Author Provided Copy

Publisher: Page Publishing

Released: June 30th 2015

Genre: Suspense, Thriller

Length: 204 pages

Format: eBook, Paperback, Hardcover

Author Links:

Puplisher link


Buy Links:

Amazon | iBooks | Kobo


As an actor, Danny Belson has played many criminal types, but as the prisoner transport bus pulls out of the LA county jail, the realization of his conviction overwhelms him. The irony is that only six months ago he taught an acting workshop at the same institution he is now going to be incarcerated in. Danny had been chosen to take part in California's answer to New Jersey's highly acclaimed “Scared Straight” by actually working with the inmates of the Medium Security Federal Prison in Lompoc. In his short stay, Danny made some interesting friends as well as unforgiving enemies. Utilizing a groundbreaking format, Follow Danny as he goes from a care free beach volleyball loving, pool shooting, actor, who's only worry is knowing when his next audition will come, to a convicted murderer. Written using flashbacks, with no chapters, learn what a struggling actor goes through, and how, after his incarceration, Danny's life is turned INSIDE OUT

Five Boundless Stars

Inside out is a touching story written from point of view of the main character, Danny. Readers are taken on an emotional journey through the tragic experiences in his life. Danny is introduced to us as a young, struggling; but working, actor in LA. The decisions and consequences of his life take us on a roller coaster ride of love, empathy, and hate; for Danny and his unique group of friends.

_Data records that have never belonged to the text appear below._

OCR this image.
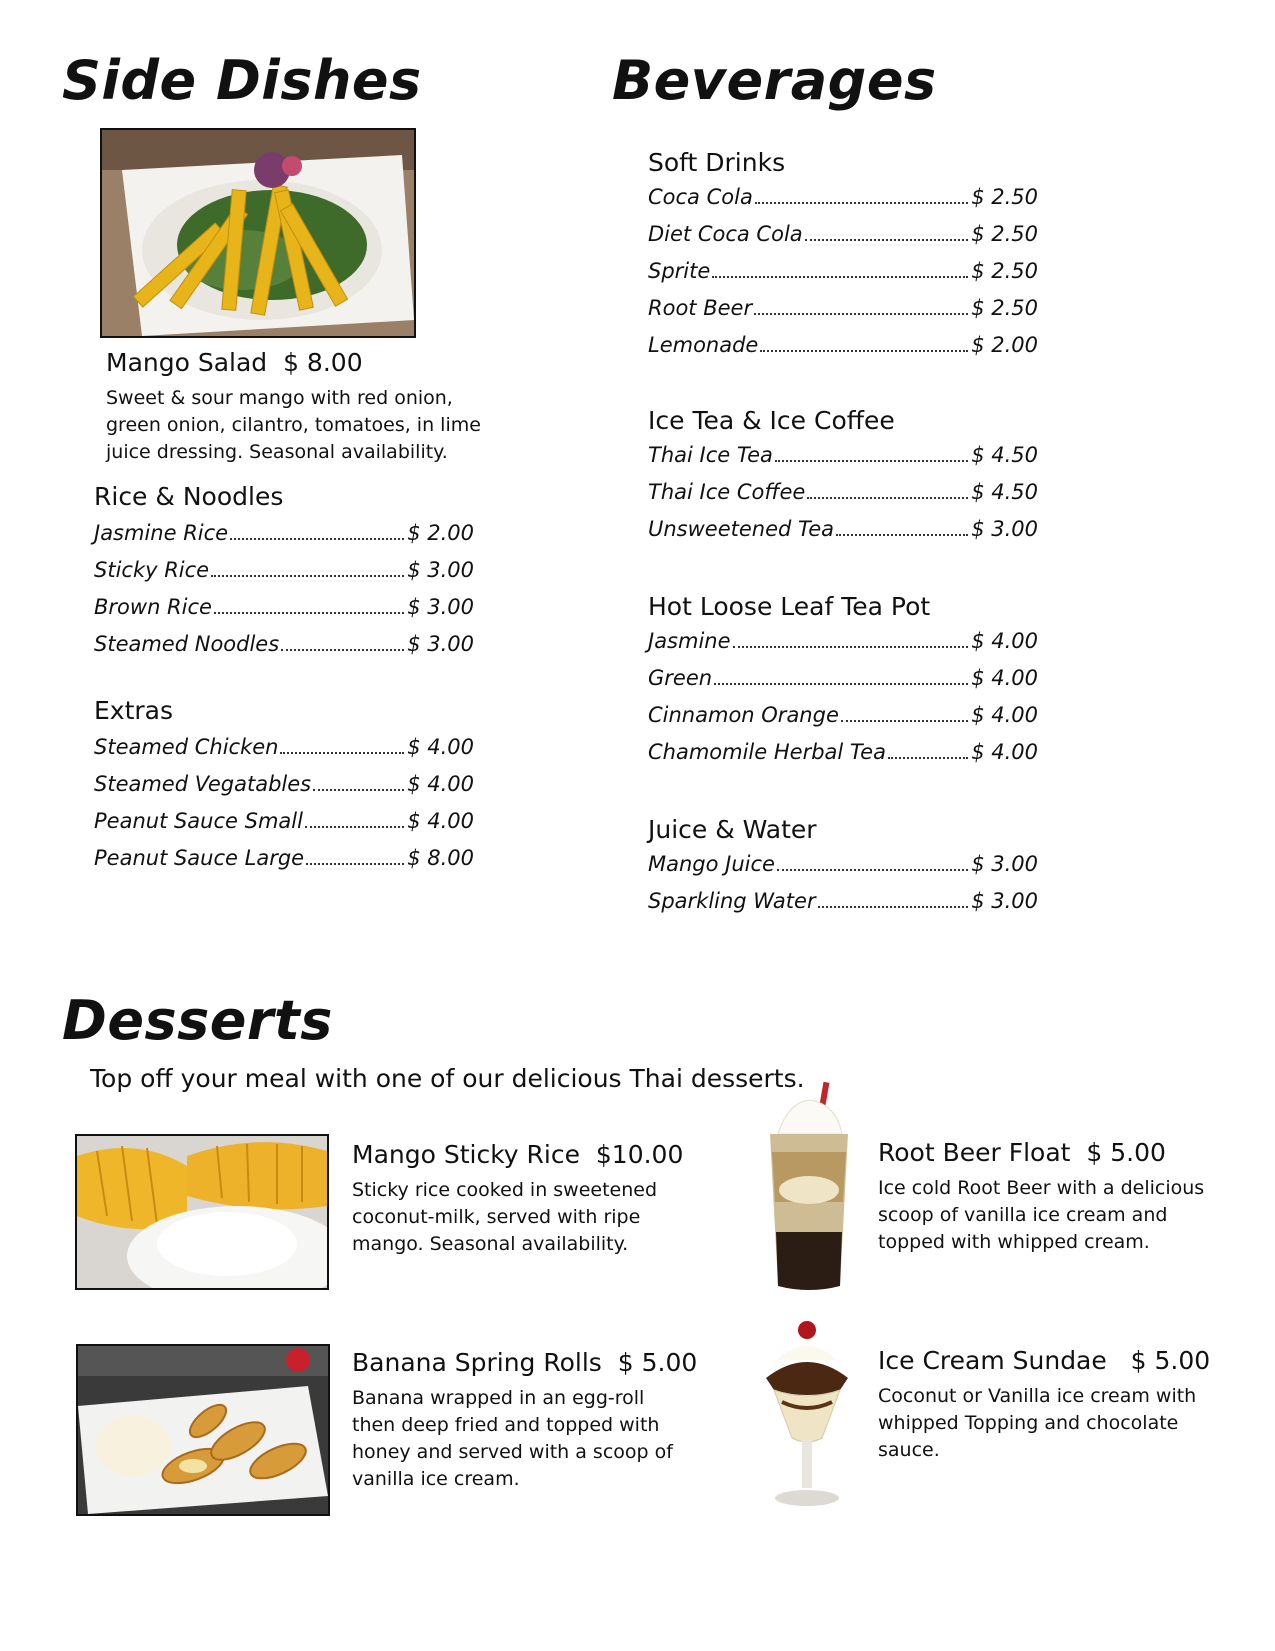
Side Dishes

Mango Salad $ 8.00

Sweet & sour mango with red onion, green onion, cilantro, tomatoes, in lime juice dressing. Seasonal availability.

Rice & Noodles
Jasmine Rice	$ 2.00
Sticky Rice	$ 3.00
Brown Rice	$ 3.00
Steamed Noodles	$ 3.00
Extras
Steamed Chicken	$ 4.00
Steamed Vegatables	$ 4.00
Peanut Sauce Small	$ 4.00
Peanut Sauce Large	$ 8.00
Beverages
Soft Drinks
Coca Cola	$ 2.50
Diet Coca Cola	$ 2.50
Sprite	$ 2.50
Root Beer	$ 2.50
Lemonade	$ 2.00
Ice Tea & Ice Coffee
Thai Ice Tea	$ 4.50
Thai Ice Coffee	$ 4.50
Unsweetened Tea	$ 3.00
Hot Loose Leaf Tea Pot
Jasmine	$ 4.00
Green	$ 4.00
Cinnamon Orange	$ 4.00
Chamomile Herbal Tea	$ 4.00
Juice & Water
Mango Juice	$ 3.00
Sparkling Water	$ 3.00
Desserts

Top off your meal with one of our delicious Thai desserts.

Mango Sticky Rice $10.00

Sticky rice cooked in sweetened coconut-milk, served with ripe mango. Seasonal availability.

Root Beer Float $ 5.00

Ice cold Root Beer with a delicious scoop of vanilla ice cream and topped with whipped cream.

Banana Spring Rolls $ 5.00

Banana wrapped in an egg-roll then deep fried and topped with honey and served with a scoop of vanilla ice cream.

Ice Cream Sundae $ 5.00

Coconut or Vanilla ice cream with whipped Topping and chocolate sauce.
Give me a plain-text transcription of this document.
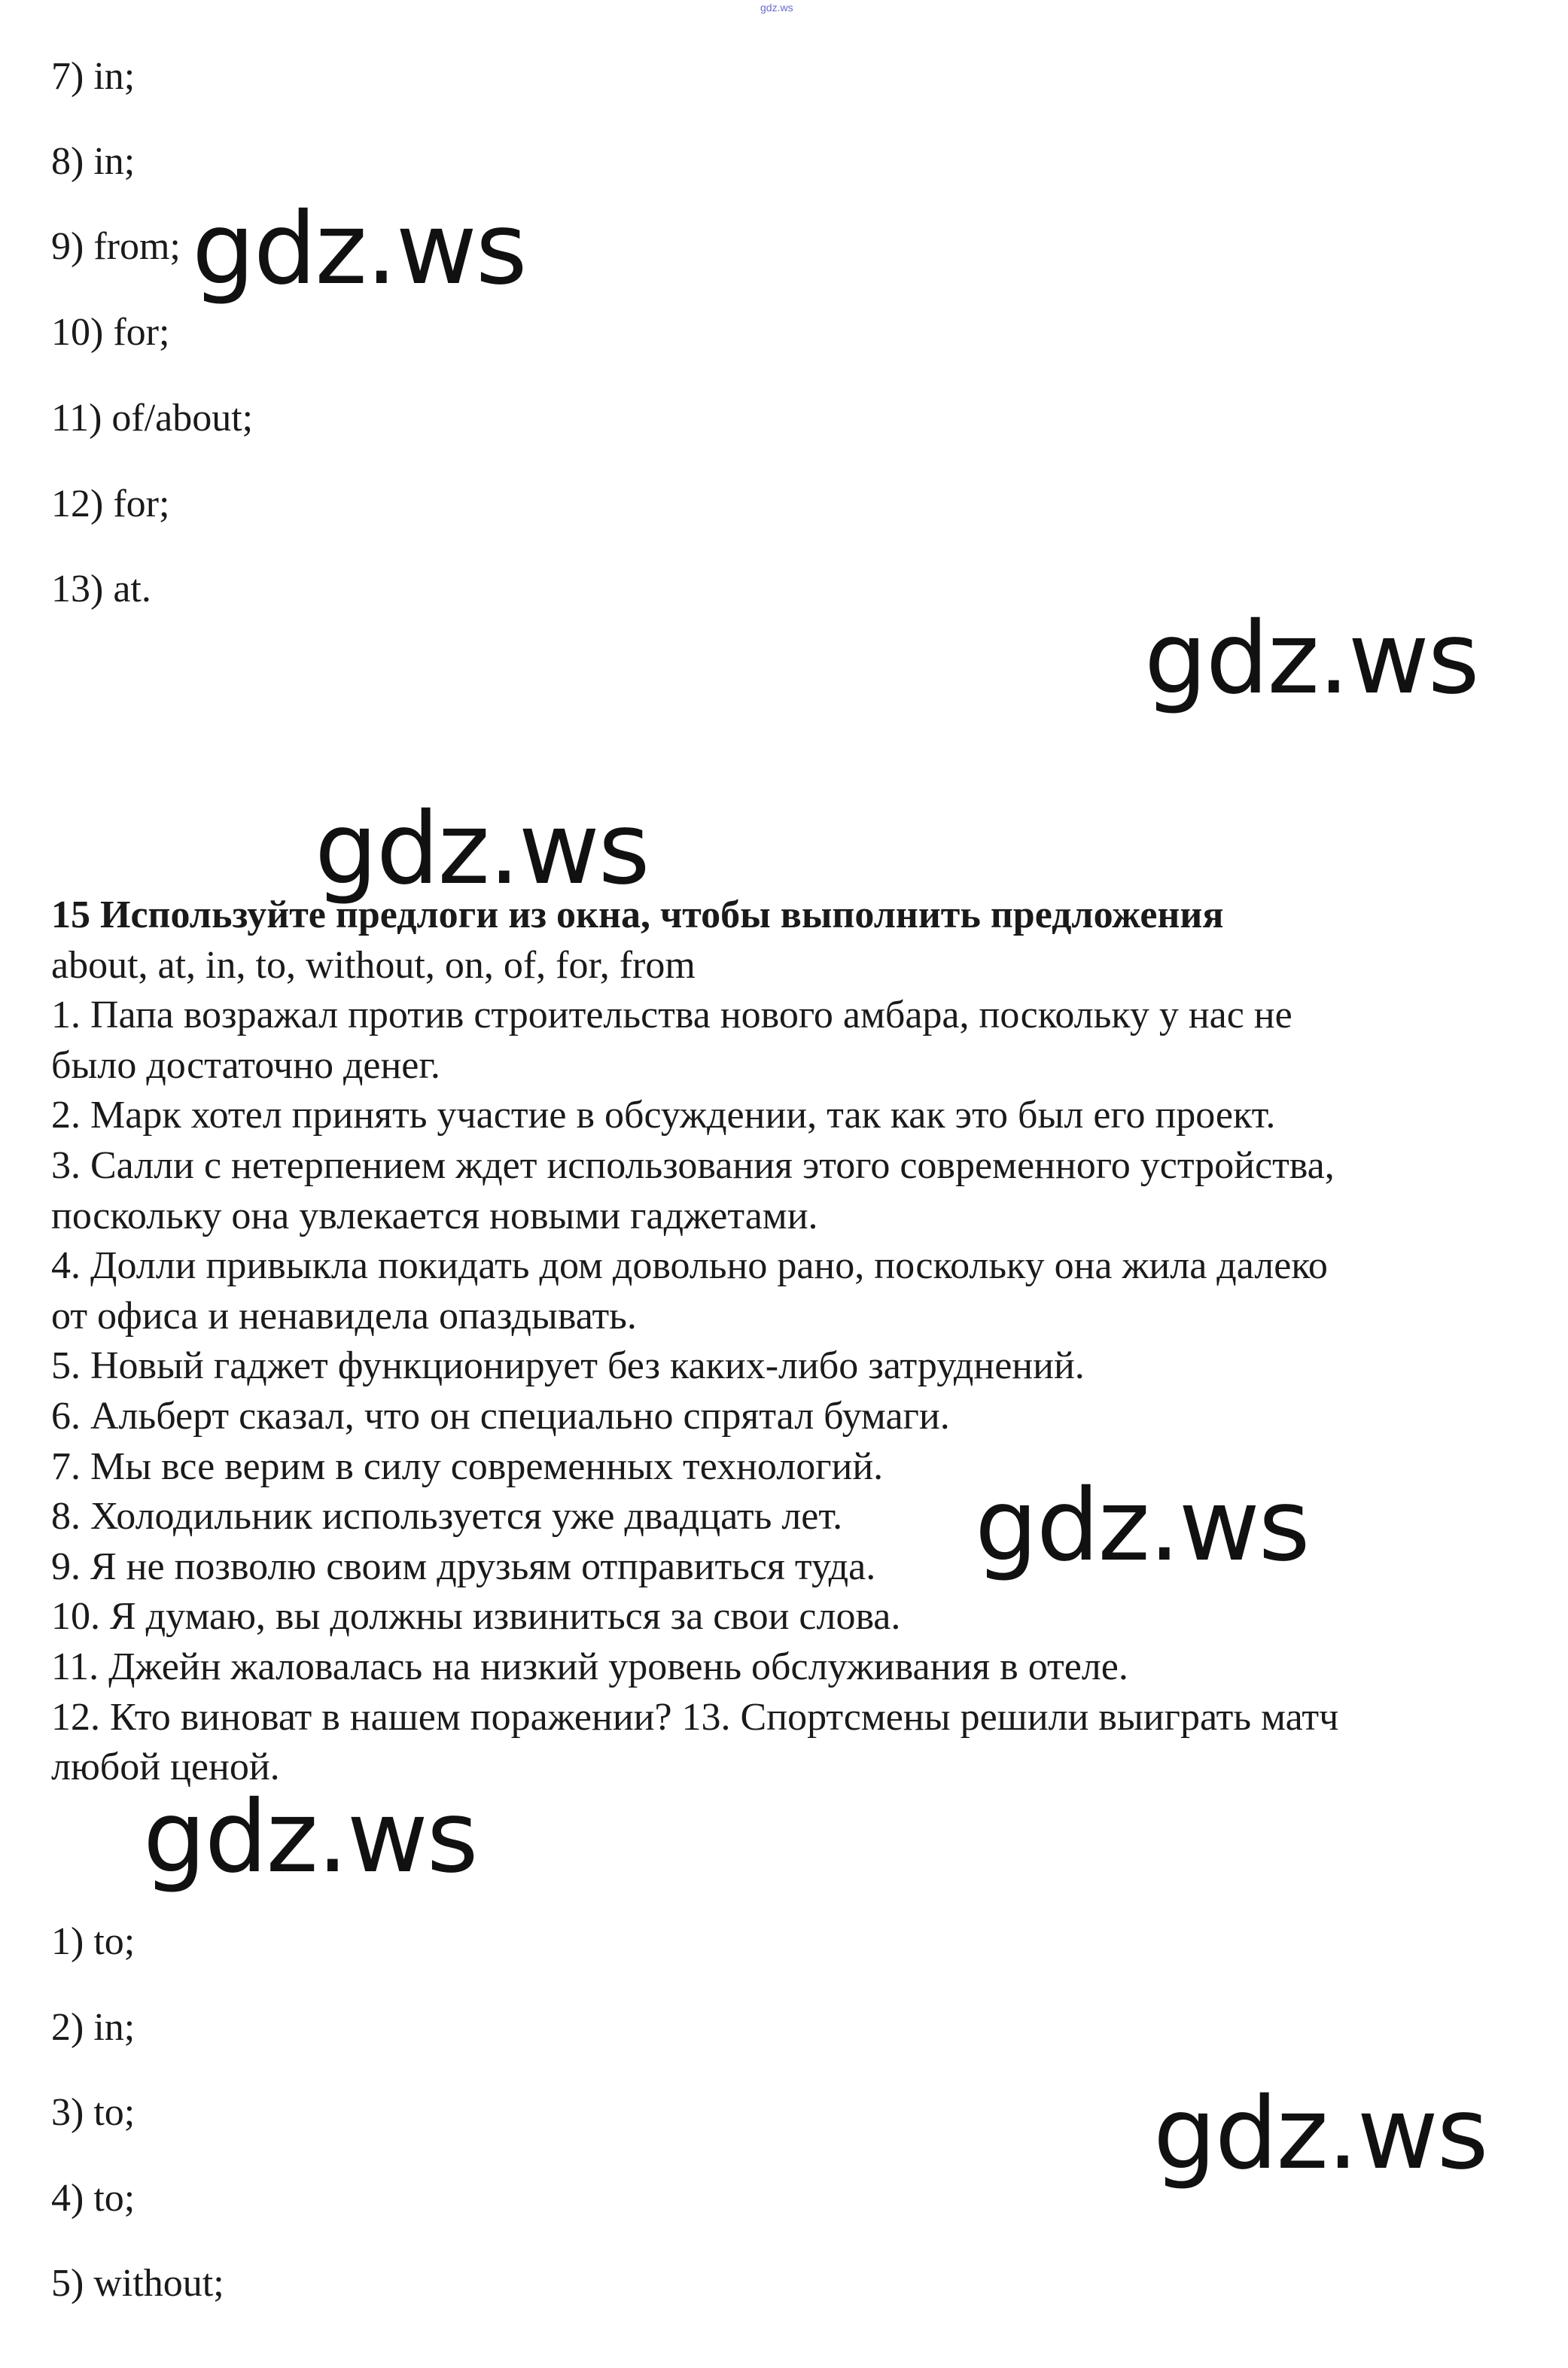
gdz.ws
7) in;
8) in;
9) from;
10) for;
11) of/about;
12) for;
13) at.
15 Используйте предлоги из окна, чтобы выполнить предложения
about, at, in, to, without, on, of, for, from
1. Папа возражал против строительства нового амбара, поскольку у нас не
было достаточно денег.
2. Марк хотел принять участие в обсуждении, так как это был его проект.
3. Салли с нетерпением ждет использования этого современного устройства,
поскольку она увлекается новыми гаджетами.
4. Долли привыкла покидать дом довольно рано, поскольку она жила далеко
от офиса и ненавидела опаздывать.
5. Новый гаджет функционирует без каких-либо затруднений.
6. Альберт сказал, что он специально спрятал бумаги.
7. Мы все верим в силу современных технологий.
8. Холодильник используется уже двадцать лет.
9. Я не позволю своим друзьям отправиться туда.
10. Я думаю, вы должны извиниться за свои слова.
11. Джейн жаловалась на низкий уровень обслуживания в отеле.
12. Кто виноват в нашем поражении? 13. Спортсмены решили выиграть матч
любой ценой.
1) to;
2) in;
3) to;
4) to;
5) without;
gdz.ws
gdz.ws
gdz.ws
gdz.ws
gdz.ws
gdz.ws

If you like suspense, Inside Out is the book for you. Jack Kerney brilliantly writes to keep the reader's interest; it is extremely hard to put his book down. You will laugh, you will cry, you will become extremely upset, and you will even experience hate. Kearney’s writing effortlessly has the readers feel as if they’re with the characters. Inside Out not only gives a feeling of what it’s like to be on both the “inside” and “out”, but it also carries a deeper meaning as we experience what’s it’s like when the events of our lives, both positive and negative, emotionally turn us “inside out” within in minutes.

The only thing I would warn readers about is the graphic scenes; I would not recommend this book for younger readers. This should not be on the middle school summer reading list, and parents of high school students should read it first to determine if their child is mature enough to read it.